An Indian Army officer and two soldiers were killed in Ladakh’s Galwan Valley on Monday night during “violent face off” with Chinese military, officials said.
It is believed to be first such incident along the border with China that Indian armed forces personnel have been killed after a gap of nearly 45 years. Four Indian soldiers had lost their lives in an ambush at Tulung La in Arunachal Pradesh in 1975.
The violent face-off between Indian and Chinese military forces took place along the Line of Actual Control (LAC) in Ladakh region amid heightened tensions over the border dispute between the two countries.
Senior military officials of the two sides are holding a meeting in Galwan Valley to defuse tension.

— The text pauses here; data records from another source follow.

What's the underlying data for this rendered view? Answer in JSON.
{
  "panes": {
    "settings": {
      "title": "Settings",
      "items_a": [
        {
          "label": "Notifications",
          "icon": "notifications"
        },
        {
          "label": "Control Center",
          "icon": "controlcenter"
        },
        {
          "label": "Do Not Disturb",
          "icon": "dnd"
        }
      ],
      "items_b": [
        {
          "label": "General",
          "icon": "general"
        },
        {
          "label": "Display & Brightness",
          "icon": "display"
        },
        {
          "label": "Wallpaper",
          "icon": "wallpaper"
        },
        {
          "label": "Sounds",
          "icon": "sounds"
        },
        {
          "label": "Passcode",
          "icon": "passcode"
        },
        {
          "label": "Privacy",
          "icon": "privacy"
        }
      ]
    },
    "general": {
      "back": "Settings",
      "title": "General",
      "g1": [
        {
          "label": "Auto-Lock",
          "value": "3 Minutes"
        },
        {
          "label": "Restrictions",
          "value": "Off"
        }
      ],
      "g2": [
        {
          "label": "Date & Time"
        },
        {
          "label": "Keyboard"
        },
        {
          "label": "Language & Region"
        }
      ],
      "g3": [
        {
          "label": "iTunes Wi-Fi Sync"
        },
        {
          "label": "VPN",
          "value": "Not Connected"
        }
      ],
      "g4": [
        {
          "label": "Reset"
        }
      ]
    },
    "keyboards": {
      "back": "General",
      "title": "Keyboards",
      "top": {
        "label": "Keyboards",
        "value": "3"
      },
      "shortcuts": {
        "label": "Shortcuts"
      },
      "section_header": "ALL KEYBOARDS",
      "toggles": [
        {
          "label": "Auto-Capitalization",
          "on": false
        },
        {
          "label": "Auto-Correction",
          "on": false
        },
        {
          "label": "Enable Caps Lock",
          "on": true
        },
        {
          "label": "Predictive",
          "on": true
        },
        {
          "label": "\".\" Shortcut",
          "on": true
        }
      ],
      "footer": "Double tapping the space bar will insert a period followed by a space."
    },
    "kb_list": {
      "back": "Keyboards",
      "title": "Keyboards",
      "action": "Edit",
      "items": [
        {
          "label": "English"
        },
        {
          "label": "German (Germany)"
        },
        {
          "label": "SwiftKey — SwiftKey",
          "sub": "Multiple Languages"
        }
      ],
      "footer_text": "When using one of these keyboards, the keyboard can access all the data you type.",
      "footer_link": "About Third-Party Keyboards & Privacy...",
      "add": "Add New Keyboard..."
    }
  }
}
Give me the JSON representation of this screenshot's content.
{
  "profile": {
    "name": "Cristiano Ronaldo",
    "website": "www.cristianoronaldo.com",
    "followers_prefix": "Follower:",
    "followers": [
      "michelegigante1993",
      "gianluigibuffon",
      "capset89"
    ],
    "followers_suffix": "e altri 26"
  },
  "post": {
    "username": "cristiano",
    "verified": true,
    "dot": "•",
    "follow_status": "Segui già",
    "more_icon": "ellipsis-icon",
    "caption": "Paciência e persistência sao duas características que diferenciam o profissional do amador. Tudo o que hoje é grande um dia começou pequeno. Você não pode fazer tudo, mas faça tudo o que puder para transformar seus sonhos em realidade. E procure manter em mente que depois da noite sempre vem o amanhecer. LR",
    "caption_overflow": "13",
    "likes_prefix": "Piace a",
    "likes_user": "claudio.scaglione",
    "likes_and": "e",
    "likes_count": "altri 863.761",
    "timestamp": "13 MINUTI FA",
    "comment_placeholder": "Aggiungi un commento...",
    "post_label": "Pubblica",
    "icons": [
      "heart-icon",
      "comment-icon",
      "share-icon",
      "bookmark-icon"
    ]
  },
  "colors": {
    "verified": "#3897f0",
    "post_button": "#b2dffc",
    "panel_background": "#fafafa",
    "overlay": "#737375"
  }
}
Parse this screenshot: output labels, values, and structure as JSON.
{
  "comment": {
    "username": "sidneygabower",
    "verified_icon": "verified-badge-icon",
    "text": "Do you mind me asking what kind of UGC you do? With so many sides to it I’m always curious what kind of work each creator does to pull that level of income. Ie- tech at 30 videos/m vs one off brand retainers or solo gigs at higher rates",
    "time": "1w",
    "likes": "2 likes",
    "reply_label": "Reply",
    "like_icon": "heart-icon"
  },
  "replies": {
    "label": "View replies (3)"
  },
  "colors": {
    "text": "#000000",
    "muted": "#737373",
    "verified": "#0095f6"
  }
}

In an earlier statement, an Indian Army spokespersonn said: “During de-escalation process in Galwan Valley, a violent face-off took place last night with casualties. The loss of lives on Indian side includes an officer and two soldiers. Senior military officials of the two sides are currently meeting at the venue to defuse the situation.”
Later, the Army issued a revised statement and said “casualties were suffered on both sides” in “violent face-off” during de-escalation process with China in Galwan Valley.
Chinese foreign ministry spokesman Zhao Lijian said Indian troops crossed the borderline twice on Monday, “provoking and attacking Chinese personnel, resulting in serious physical confrontation between border forces on the two sides”
A large number of Indian and Chinese troops were engaged in an eyeball-to-eyeball situation in Galwan Valley for the last five weeks.
The incident comes days after Indian Army Chief Gen MM Naravane said both sides have begun disengaging from Galwan Valley.
The road in the Finger area in Pangong Tso is considered crucial for India to carry out patrol. India has already decided not to stall any border infrastructure projects in eastern Ladakh in view of the Chinese protests
China and India are “properly handling” and taking actions to ease the situation at the border based on the “consensus” reached recently during their diplomatic and military level talks, a senior Chinese official had said last week.
The Chinese Foreign Ministry spokesperson’s remarks came a day after the Indian and Chinese military commanders held “productive” talks to end the border standoff in eastern Ladakh, amid reports of a limited disengagement of troops by both sides from a number of friction points in the high-altitude region.
The situation in the area deteriorated after around 250 Chinese and Indian soldiers were engaged in a violent face-off on May 5 and 6. The incident in Pangong Tso was followed by a similar incident in north Sikkim on May 9.
The India-China border dispute covers the 3,488-km-long LAC. China claims Arunachal Pradesh as part of southern Tibet while India contests it.